Among the NCAA schools to receive waivers, several have Southern Baptist ties, including Carson-Newman University, Anderson University, East Texas Baptist University, Louisiana College, Mississippi College, Union University and Liberty University.

The NCAA responded to Campus Pride in a March 15 letter stating that the Department of Education, not the NCAA, approves Title IX exemptions.

Bernard Franklin, NCAA executive vice president of education and community engagement, said the organization provides “member schools and conferences with educational resources, many of which focus on diversity and inclusion.”

“For example,” Franklin wrote, “the NCAA Office of Inclusion will release the second edition of a Transgender Student-Athlete Participation Guide in April 2016. We will also host our annual NCAA Inclusion Forum in Indianapolis from April 16 to 18. The Forum’s program includes sessions for membership leaders on best practices to support LGBTQ students.”

Campus Pride executive director Shane Windmeyer and Haven Herrin, executive director of the homosexual advocacy group Soulforce, criticized the NCAA’s response as inadequate in a joint statement March 17.

“We are deeply disappointed by the lack of leadership and responsibility demonstrated in the response to our letter,” Windmeyer and Herrin wrote. “The NCAA is an organization with a stated commitment to fairness and inclusion of LGBTQ student athletes. Claiming that the Department of Education is to blame for the NCAA’s inability to divest from discriminatory member institutions, instead of owning up to their complicity, is not the kind of leadership we should expect from the NCAA.”

Mohler, president of Southern Baptist Theological Seminary, said March 15 in his daily podcast The Briefing it will be “difficult for the NCAA to withstand this kind of pressure … because the NCAA, along with many other organizations,” has “done their very best to show that they are in sync with the LGBT agenda and that they intend to be an inclusive organization by that determination.”

Last spring, when Indiana adopted a Religious Freedom Restoration Act that allowed business owners to decline participation in same-sex weddings on religious grounds, the NCAA threatened to move a future NCAA men’s Final Four from Indianapolis, according to media reports. Amid pressure from the NCAA and other groups, the state adopted a “fix” to the bill excluding business owners from the religious liberty protections.

Mohler predicted, “The stage is now set for every meeting of the NCAA’s governing body to be an arena for conflict over this issue until the NCAA finally succumbs to this pressure. The question is, quite honestly, whether that’s sooner or later. In all likelihood, it’s going to be sooner.”

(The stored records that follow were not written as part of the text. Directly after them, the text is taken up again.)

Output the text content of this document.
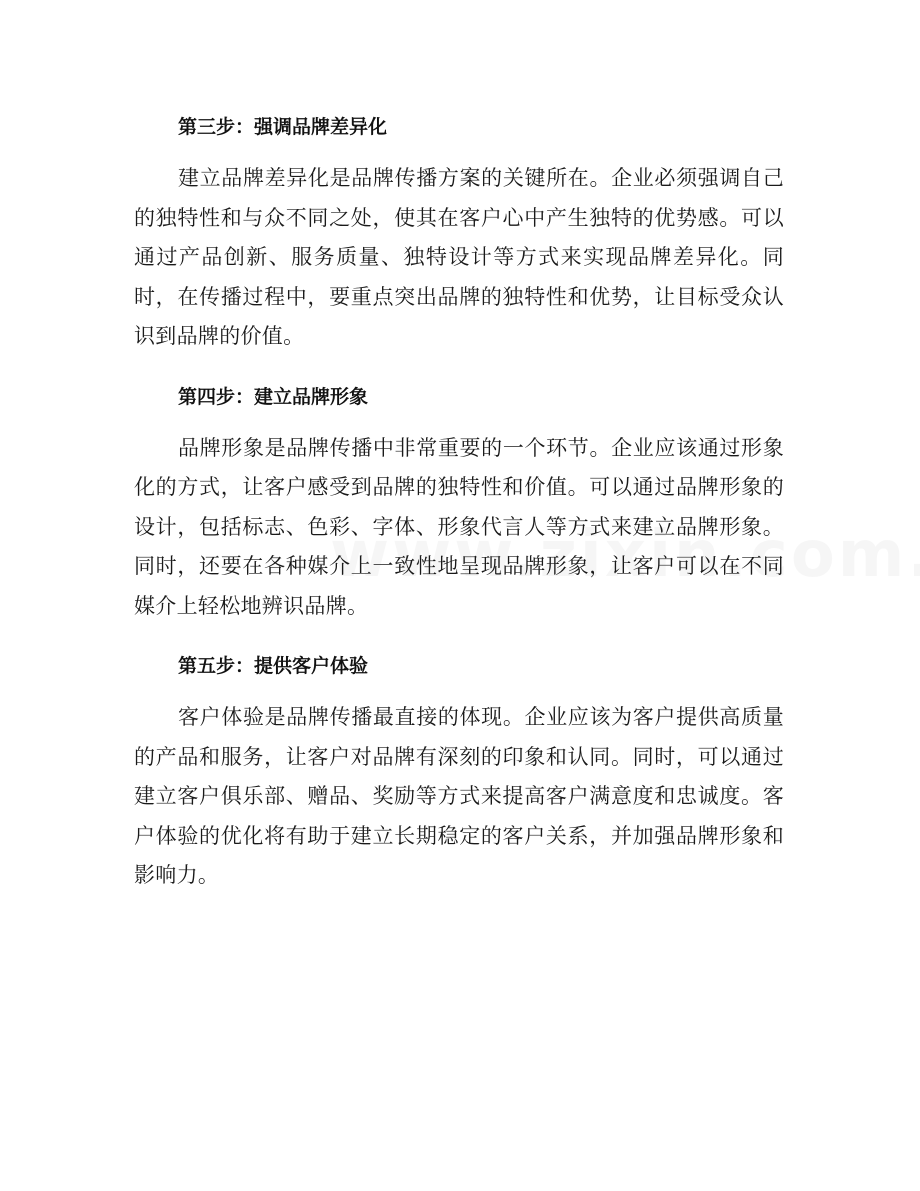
第三步：强调品牌差异化

建立品牌差异化是品牌传播方案的关键所在。企业必须强调自己的独特性和与众不同之处，使其在客户心中产生独特的优势感。可以通过产品创新、服务质量、独特设计等方式来实现品牌差异化。同时，在传播过程中，要重点突出品牌的独特性和优势，让目标受众认识到品牌的价值。

第四步：建立品牌形象

品牌形象是品牌传播中非常重要的一个环节。企业应该通过形象化的方式，让客户感受到品牌的独特性和价值。可以通过品牌形象的设计，包括标志、色彩、字体、形象代言人等方式来建立品牌形象。同时，还要在各种媒介上一致性地呈现品牌形象，让客户可以在不同媒介上轻松地辨识品牌。

第五步：提供客户体验

客户体验是品牌传播最直接的体现。企业应该为客户提供高质量的产品和服务，让客户对品牌有深刻的印象和认同。同时，可以通过建立客户俱乐部、赠品、奖励等方式来提高客户满意度和忠诚度。客户体验的优化将有助于建立长期稳定的客户关系，并加强品牌形象和影响力。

Steve McConkey, president of the sports-based ministry 4 WINDS Christian Athletics, predicted in a news release that “Christian universities under the NCAA will now be under attack.”

The NCAA, McConkey said, “is full of politically correct individuals that have caved in to the homosexual agenda in the past. Instead of standing up for the majority of athletes who oppose homosexuality, they could follow the politically correct road and come against Christian universities.”

An explanation of Title IX exemptions on the Department of Education website states, “An institution that is controlled by a religious organization is exempt from those sections of the Title IX regulations that are inconsistent with religious tenets of the organization. An educational institution which wishes to claim the exemption may do so by submitting in writing to the Assistant Secretary a statement by the highest ranking official of the institution, identifying the religious organization that controls the educational institution and the provisions of this part which conflict with a specific tenet of the religious organization.”